The IMF has suggested adopting the path of permanent taxation measures by abandoning the path of one-offs. The government has decided to drop the flood levy on imports owing to stiff resistance by the IMF.

However, the government has proposed jacking up the general sales tax (GST) rate by one percent, raising it from the standard rate of 17 to 18 percent.

“We will adopt the path of promulgation of an ordinance for avoiding further waste of time. Once the cabinet grants its nod the presidential ordinance will be promulgated within the current week,” top official sources confirmed while talking to The News here on Monday night.

The IMF had given its prescription to slap a standard rate of GST on petroleum products but Islamabad sternly opposed it. However, the Petroleum Levy on High-Speed Diesel (HSD) will be jacked up from Rs40 to Rs50 per liter. The possibility of further increasing the limit of petroleum levy cannot be ruled out at the moment but Pakistan is still resisting it.

A senior official of the Finance Ministry said that the authorities on Monday evening shared their detailed comments with IMF’s review mission through a virtual meeting on the Memorandum of Financial and Economic Policies (MEFP) and asked the Fund for adopting a staggered approach to making adjustments on all fronts in phases.

However, the IMF has conveyed in a crystal clear tone that Pakistan will have to undertake permanent taxation measures in order to fetch Rs170 billion in additional taxes in the remaining period of the current fiscal year.

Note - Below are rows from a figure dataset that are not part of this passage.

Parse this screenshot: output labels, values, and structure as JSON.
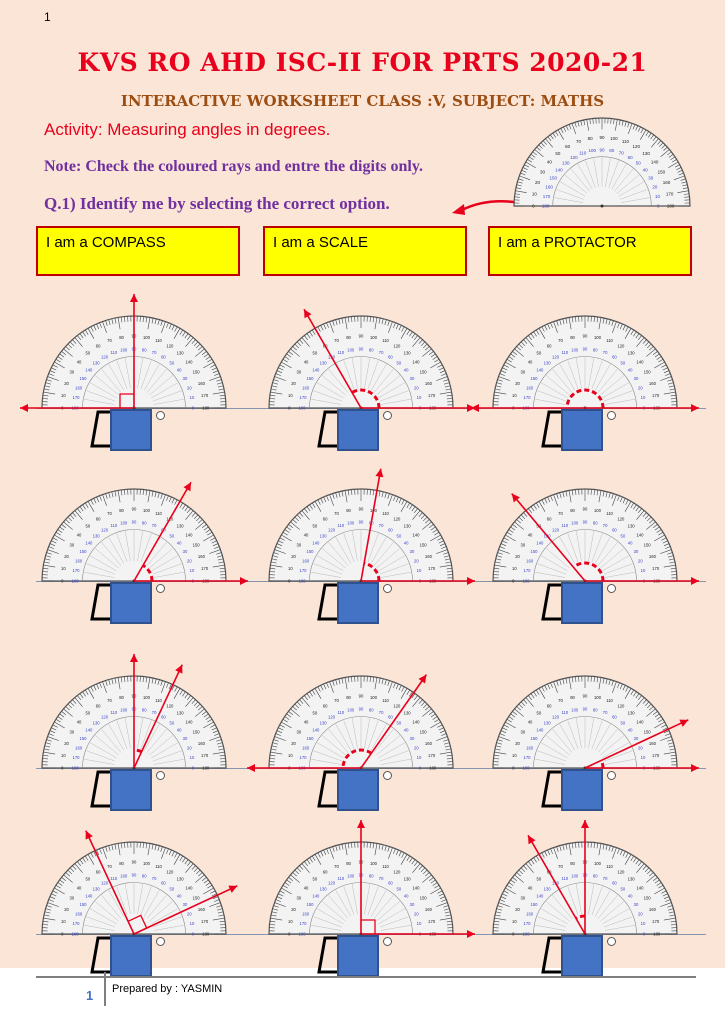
{
  "header": {
    "page_number": "1",
    "title": "KVS RO AHD ISC-II FOR PRTS 2020-21",
    "subtitle": "INTERACTIVE WORKSHEET CLASS :V, SUBJECT: MATHS",
    "activity": "Activity: Measuring angles in degrees.",
    "note": "Note: Check the coloured rays and entre the digits only.",
    "question": "Q.1) Identify me by selecting the correct option."
  },
  "options": [
    {
      "label": "I am a COMPASS"
    },
    {
      "label": "I am a SCALE"
    },
    {
      "label": "I am a PROTACTOR"
    }
  ],
  "protractor_scale": {
    "outer_labels": [
      "0",
      "10",
      "20",
      "30",
      "40",
      "50",
      "60",
      "70",
      "80",
      "90",
      "100",
      "110",
      "120",
      "130",
      "140",
      "150",
      "160",
      "170",
      "180"
    ],
    "inner_labels": [
      "180",
      "170",
      "160",
      "150",
      "140",
      "130",
      "120",
      "110",
      "100",
      "90",
      "80",
      "70",
      "60",
      "50",
      "40",
      "30",
      "20",
      "10",
      "0"
    ]
  },
  "exercises": [
    {
      "rays_deg": [
        180,
        90
      ],
      "marker": "right"
    },
    {
      "rays_deg": [
        0,
        120
      ],
      "marker": "arc"
    },
    {
      "rays_deg": [
        0,
        180
      ],
      "marker": "arc"
    },
    {
      "rays_deg": [
        0,
        60
      ],
      "marker": "arc"
    },
    {
      "rays_deg": [
        0,
        80
      ],
      "marker": "arc"
    },
    {
      "rays_deg": [
        0,
        130
      ],
      "marker": "arc"
    },
    {
      "rays_deg": [
        90,
        65
      ],
      "marker": "arc"
    },
    {
      "rays_deg": [
        180,
        55
      ],
      "marker": "arc"
    },
    {
      "rays_deg": [
        0,
        25
      ],
      "marker": "arc"
    },
    {
      "rays_deg": [
        115,
        25
      ],
      "marker": "right"
    },
    {
      "rays_deg": [
        0,
        90
      ],
      "marker": "right"
    },
    {
      "rays_deg": [
        90,
        120
      ],
      "marker": "arc"
    }
  ],
  "footer": {
    "page_number": "1",
    "prepared_by": "Prepared by : YASMIN"
  },
  "colors": {
    "background": "#fbe5d6",
    "title_red": "#e8001c",
    "subtitle_brown": "#9c4d12",
    "note_purple": "#7030a0",
    "ray_red": "#e8001c",
    "option_yellow": "#ffff00",
    "answer_box_blue": "#4472c4",
    "scale_blue": "#3c46c8"
  }
}
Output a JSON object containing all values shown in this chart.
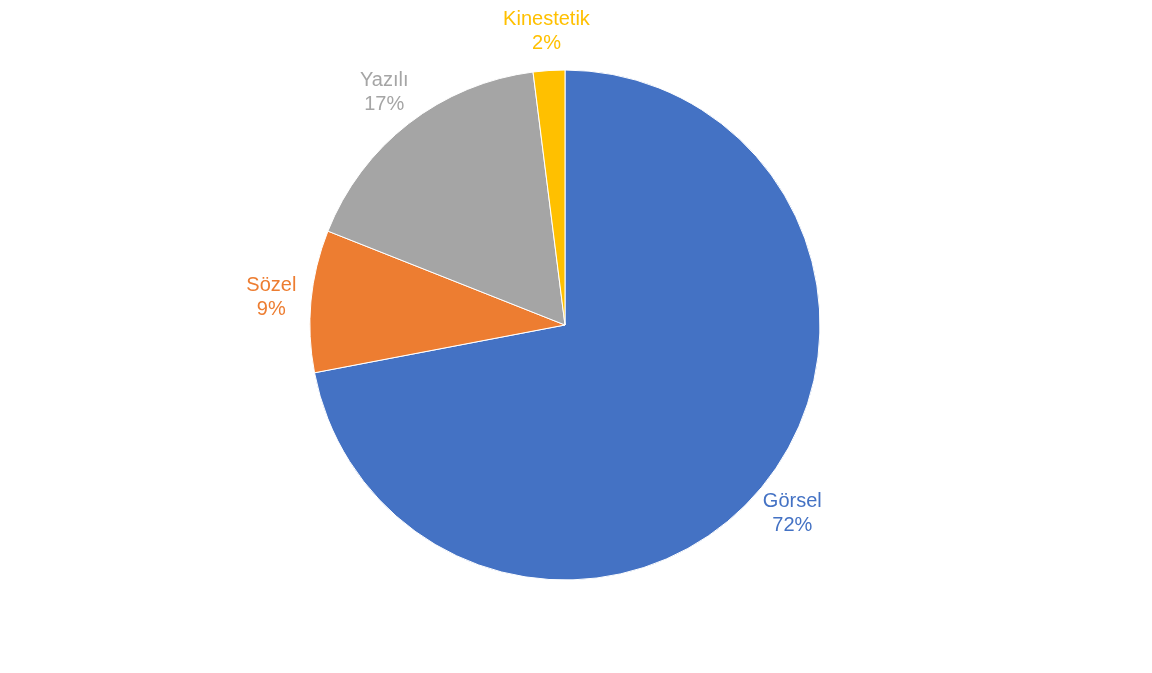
{
  "chart_data": {
    "type": "pie",
    "categories": [
      "Görsel",
      "Sözel",
      "Yazılı",
      "Kinestetik"
    ],
    "values": [
      72,
      9,
      17,
      2
    ],
    "value_labels": [
      "72%",
      "9%",
      "17%",
      "2%"
    ],
    "colors": [
      "#4472c4",
      "#ed7d31",
      "#a5a5a5",
      "#ffc000"
    ],
    "legend": false
  }
}
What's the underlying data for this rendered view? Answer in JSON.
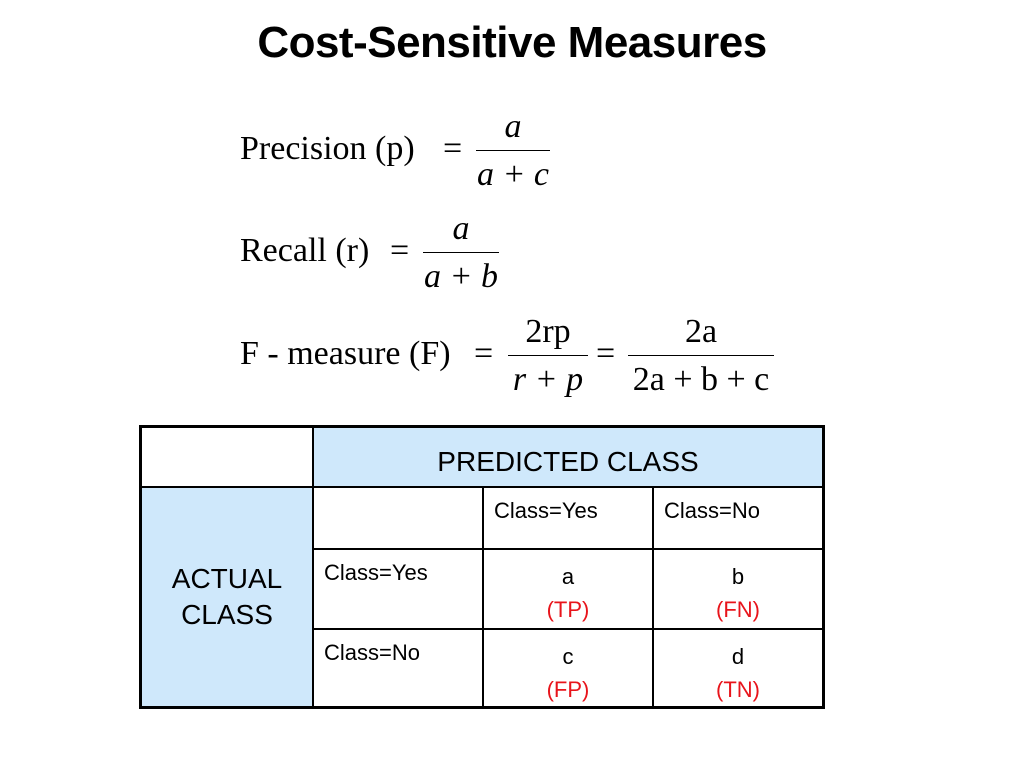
{
  "title": "Cost-Sensitive Measures",
  "formulas": {
    "precision": {
      "lhs": "Precision (p)",
      "eq": "=",
      "numerator": "a",
      "denominator": "a + c"
    },
    "recall": {
      "lhs": "Recall (r)",
      "eq": "=",
      "numerator": "a",
      "denominator": "a + b"
    },
    "fmeasure": {
      "lhs": "F - measure (F)",
      "eq": "=",
      "numerator1": "2rp",
      "denominator1": "r + p",
      "eq2": "=",
      "numerator2": "2a",
      "denominator2": "2a + b + c"
    }
  },
  "confusion_matrix": {
    "predicted_header": "PREDICTED CLASS",
    "actual_header_line1": "ACTUAL",
    "actual_header_line2": "CLASS",
    "col_labels": [
      "Class=Yes",
      "Class=No"
    ],
    "row_labels": [
      "Class=Yes",
      "Class=No"
    ],
    "cells": [
      [
        {
          "value": "a",
          "tag": "(TP)"
        },
        {
          "value": "b",
          "tag": "(FN)"
        }
      ],
      [
        {
          "value": "c",
          "tag": "(FP)"
        },
        {
          "value": "d",
          "tag": "(TN)"
        }
      ]
    ],
    "colors": {
      "header_fill": "#cfe8fb",
      "tag_text": "#e8141b"
    }
  }
}
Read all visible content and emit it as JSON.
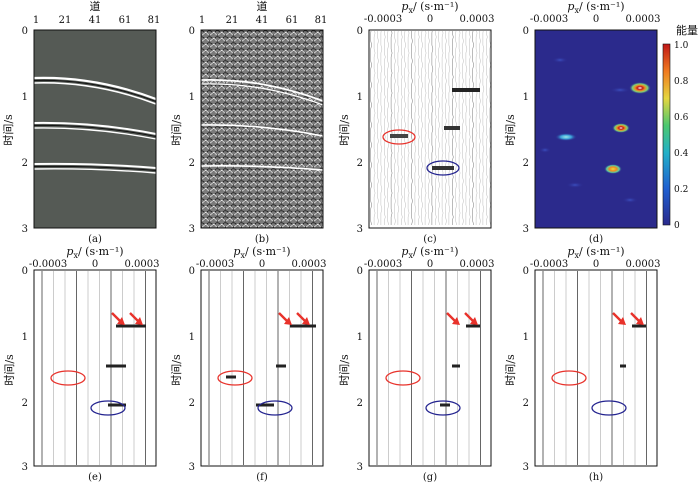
{
  "figure": {
    "panels": [
      {
        "id": "a",
        "caption": "(a)",
        "top_axis_title": "道",
        "top_axis_ticks": [
          "1",
          "21",
          "41",
          "61",
          "81"
        ],
        "ylabel": "时间/s",
        "y_ticks": [
          "0",
          "1",
          "2",
          "3"
        ],
        "kind": "seismic-synthetic"
      },
      {
        "id": "b",
        "caption": "(b)",
        "top_axis_title": "道",
        "top_axis_ticks": [
          "1",
          "21",
          "41",
          "61",
          "81"
        ],
        "ylabel": "时间/s",
        "y_ticks": [
          "0",
          "1",
          "2",
          "3"
        ],
        "kind": "seismic-noisy"
      },
      {
        "id": "c",
        "caption": "(c)",
        "top_axis_title_main": "p",
        "top_axis_title_sub": "x",
        "top_axis_title_unit": "/ (s·m⁻¹)",
        "top_axis_ticks": [
          "-0.0003",
          "0",
          "0.0003"
        ],
        "ylabel": "时间/s",
        "y_ticks": [
          "0",
          "1",
          "2",
          "3"
        ],
        "kind": "tau-p-wiggle"
      },
      {
        "id": "d",
        "caption": "(d)",
        "top_axis_title_main": "p",
        "top_axis_title_sub": "x",
        "top_axis_title_unit": "/ (s·m⁻¹)",
        "top_axis_ticks": [
          "-0.0003",
          "0",
          "0.0003"
        ],
        "ylabel": "时间/s",
        "y_ticks": [
          "0",
          "1",
          "2",
          "3"
        ],
        "kind": "energy-map"
      },
      {
        "id": "e",
        "caption": "(e)",
        "top_axis_title_main": "p",
        "top_axis_title_sub": "x",
        "top_axis_title_unit": "/ (s·m⁻¹)",
        "top_axis_ticks": [
          "-0.0003",
          "0",
          "0.0003"
        ],
        "ylabel": "时间/s",
        "y_ticks": [
          "0",
          "1",
          "2",
          "3"
        ],
        "kind": "tau-p-result"
      },
      {
        "id": "f",
        "caption": "(f)",
        "top_axis_title_main": "p",
        "top_axis_title_sub": "x",
        "top_axis_title_unit": "/ (s·m⁻¹)",
        "top_axis_ticks": [
          "-0.0003",
          "0",
          "0.0003"
        ],
        "ylabel": "时间/s",
        "y_ticks": [
          "0",
          "1",
          "2",
          "3"
        ],
        "kind": "tau-p-result"
      },
      {
        "id": "g",
        "caption": "(g)",
        "top_axis_title_main": "p",
        "top_axis_title_sub": "x",
        "top_axis_title_unit": "/ (s·m⁻¹)",
        "top_axis_ticks": [
          "-0.0003",
          "0",
          "0.0003"
        ],
        "ylabel": "时间/s",
        "y_ticks": [
          "0",
          "1",
          "2",
          "3"
        ],
        "kind": "tau-p-result"
      },
      {
        "id": "h",
        "caption": "(h)",
        "top_axis_title_main": "p",
        "top_axis_title_sub": "x",
        "top_axis_title_unit": "/ (s·m⁻¹)",
        "top_axis_ticks": [
          "-0.0003",
          "0",
          "0.0003"
        ],
        "ylabel": "时间/s",
        "y_ticks": [
          "0",
          "1",
          "2",
          "3"
        ],
        "kind": "tau-p-result"
      }
    ],
    "colorbar": {
      "title": "能量",
      "ticks": [
        "1.0",
        "0.8",
        "0.6",
        "0.4",
        "0.2",
        "0"
      ]
    },
    "colors": {
      "red_marker": "#e8322b",
      "blue_marker": "#23238f",
      "arrow": "#e8322b",
      "map_background": "#2b2a8c"
    }
  }
}
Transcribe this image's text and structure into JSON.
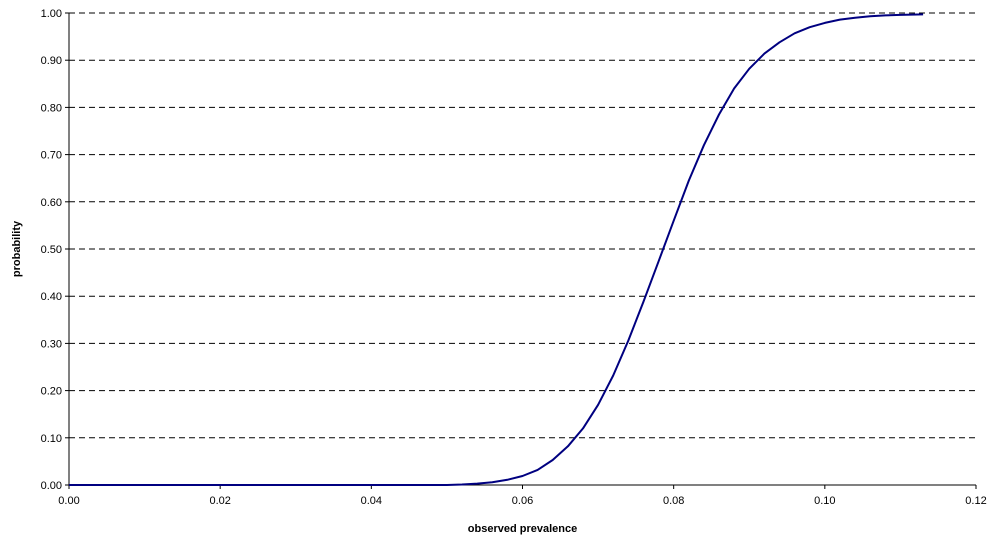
{
  "chart_data": {
    "type": "line",
    "title": "",
    "xlabel": "observed prevalence",
    "ylabel": "probability",
    "xlim": [
      0.0,
      0.12
    ],
    "ylim": [
      0.0,
      1.0
    ],
    "x_ticks": [
      "0.00",
      "0.02",
      "0.04",
      "0.06",
      "0.08",
      "0.10",
      "0.12"
    ],
    "y_ticks": [
      "0.00",
      "0.10",
      "0.20",
      "0.30",
      "0.40",
      "0.50",
      "0.60",
      "0.70",
      "0.80",
      "0.90",
      "1.00"
    ],
    "grid": "horizontal dashed",
    "line_color": "#000080",
    "series": [
      {
        "x": [
          0.0,
          0.01,
          0.02,
          0.03,
          0.04,
          0.05,
          0.052,
          0.054,
          0.056,
          0.058,
          0.06,
          0.062,
          0.064,
          0.066,
          0.068,
          0.07,
          0.072,
          0.074,
          0.076,
          0.078,
          0.08,
          0.082,
          0.084,
          0.086,
          0.088,
          0.09,
          0.092,
          0.094,
          0.096,
          0.098,
          0.1,
          0.102,
          0.104,
          0.106,
          0.108,
          0.11,
          0.113
        ],
        "y": [
          0.0,
          0.0,
          0.0,
          0.0,
          0.0,
          0.0,
          0.001,
          0.003,
          0.006,
          0.011,
          0.019,
          0.032,
          0.053,
          0.082,
          0.12,
          0.17,
          0.232,
          0.306,
          0.388,
          0.474,
          0.56,
          0.645,
          0.72,
          0.785,
          0.84,
          0.882,
          0.914,
          0.938,
          0.957,
          0.97,
          0.979,
          0.986,
          0.99,
          0.993,
          0.995,
          0.996,
          0.997
        ]
      }
    ]
  }
}
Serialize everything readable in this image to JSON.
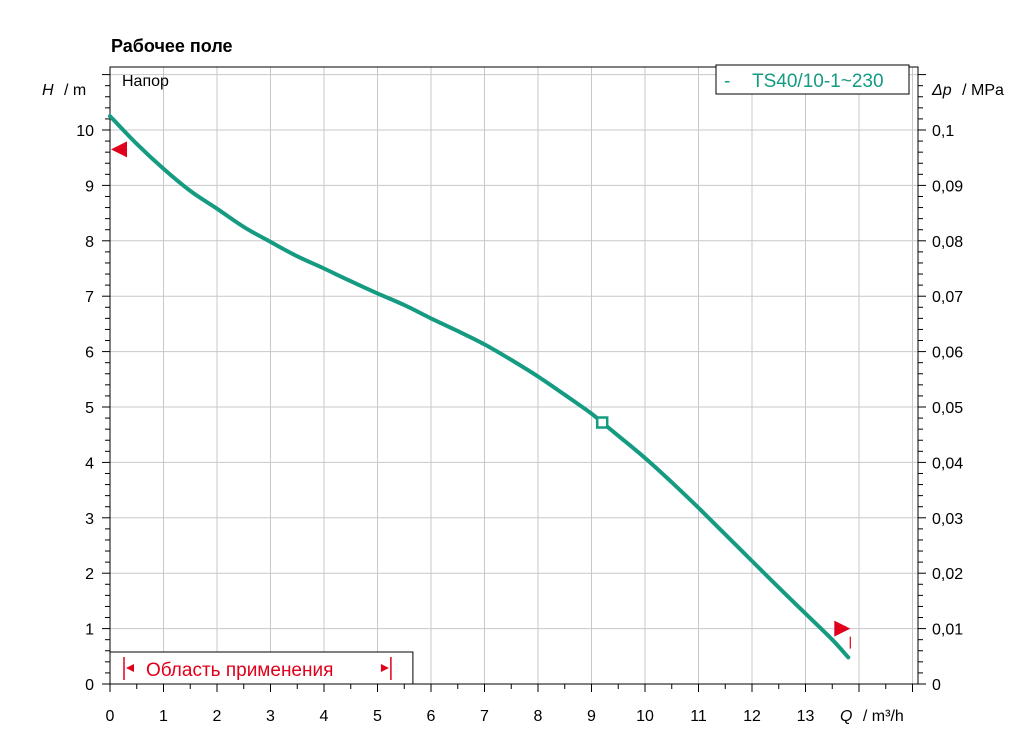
{
  "chart_data": {
    "type": "line",
    "title": "Рабочее поле",
    "panel_label": "Напор",
    "y_axis_left": {
      "symbol": "H",
      "unit": "/ m",
      "range": [
        0,
        11
      ],
      "ticks": [
        "0",
        "1",
        "2",
        "3",
        "4",
        "5",
        "6",
        "7",
        "8",
        "9",
        "10"
      ]
    },
    "y_axis_right": {
      "symbol": "Δp",
      "unit": "/ MPa",
      "range": [
        0,
        0.11
      ],
      "ticks": [
        "0",
        "0,01",
        "0,02",
        "0,03",
        "0,04",
        "0,05",
        "0,06",
        "0,07",
        "0,08",
        "0,09",
        "0,1"
      ]
    },
    "x_axis": {
      "symbol": "Q",
      "unit": "/ m³/h",
      "range": [
        0,
        15
      ],
      "ticks": [
        "0",
        "1",
        "2",
        "3",
        "4",
        "5",
        "6",
        "7",
        "8",
        "9",
        "10",
        "11",
        "12",
        "13"
      ]
    },
    "grid": true,
    "legend": {
      "placement": "top-right",
      "marker": "-",
      "entries": [
        "TS40/10-1~230"
      ]
    },
    "series": [
      {
        "name": "TS40/10-1~230",
        "color": "#149b82",
        "x": [
          0,
          0.5,
          1,
          1.5,
          2,
          2.5,
          3,
          3.5,
          4,
          4.5,
          5,
          5.5,
          6,
          6.5,
          7,
          7.5,
          8,
          8.5,
          9,
          9.2,
          9.5,
          10,
          10.5,
          11,
          11.5,
          12,
          12.5,
          13,
          13.5,
          13.8
        ],
        "y": [
          10.25,
          9.75,
          9.3,
          8.9,
          8.58,
          8.25,
          7.98,
          7.72,
          7.5,
          7.27,
          7.05,
          6.84,
          6.6,
          6.37,
          6.13,
          5.85,
          5.55,
          5.22,
          4.88,
          4.72,
          4.48,
          4.08,
          3.64,
          3.18,
          2.7,
          2.22,
          1.74,
          1.27,
          0.8,
          0.48
        ]
      }
    ],
    "duty_point": {
      "x": 9.2,
      "y": 4.72
    },
    "range_markers": [
      {
        "x": 0,
        "y": 9.65,
        "direction": "left"
      },
      {
        "x": 13.8,
        "y": 1.0,
        "direction": "right"
      }
    ],
    "application_range": {
      "label": "Область применения",
      "from": 0,
      "to": 5.4
    },
    "colors": {
      "curve": "#149b82",
      "marker": "#e0001b",
      "grid": "#c8c8c8"
    }
  }
}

Although, the government is still making its last-ditch effort to convince the IMF for allowing certain taxation measures which could be considered “one-offs” such as the imposition of flood levies in some form. But the IMF wants permanent taxation measures, so the government will have to slap massive taxation having annualised impact of Rs500 billion. “With the imposition of taxes worth Rs450 to Rs500 billion on an annual basis, the government can raise additional revenues of Rs170 billion in the remaining period of the current fiscal till June 30, 2023,” said top official sources.

It is expected that Pakistan and the IMF would strike a staff-level agreement by end of the current week. When asked about the possibility of the promulgation of an ordinance to unveil the mini-budget, an official said that the decision would be taken within the week about introducing a bill or promulgating an ordinance to this effect.

However, another official said that the government did not have the luxury to wait for the next 15 days because every day counts to collect the desired tax revenues of Rs170 billion through permanent measures. The possible strategy could be unveiling a mini-budget through the presidential ordinance and then it would be laid down before Parliament within the stipulated timeframe under the constitutional obligations.

The IMF has been informed that the government was pursuing bilateral and multilateral creditors to secure the desired dollar inflows and when it would get stamped approval and backing of the IMF in the aftermath of the revival of the Fund programme, Islamabad will be able to raise the desired inflows of $12 to $13 billion. If all dollar inflows are materialised, the ongoing financial year will be ended without the danger of looming default on an immediate basis.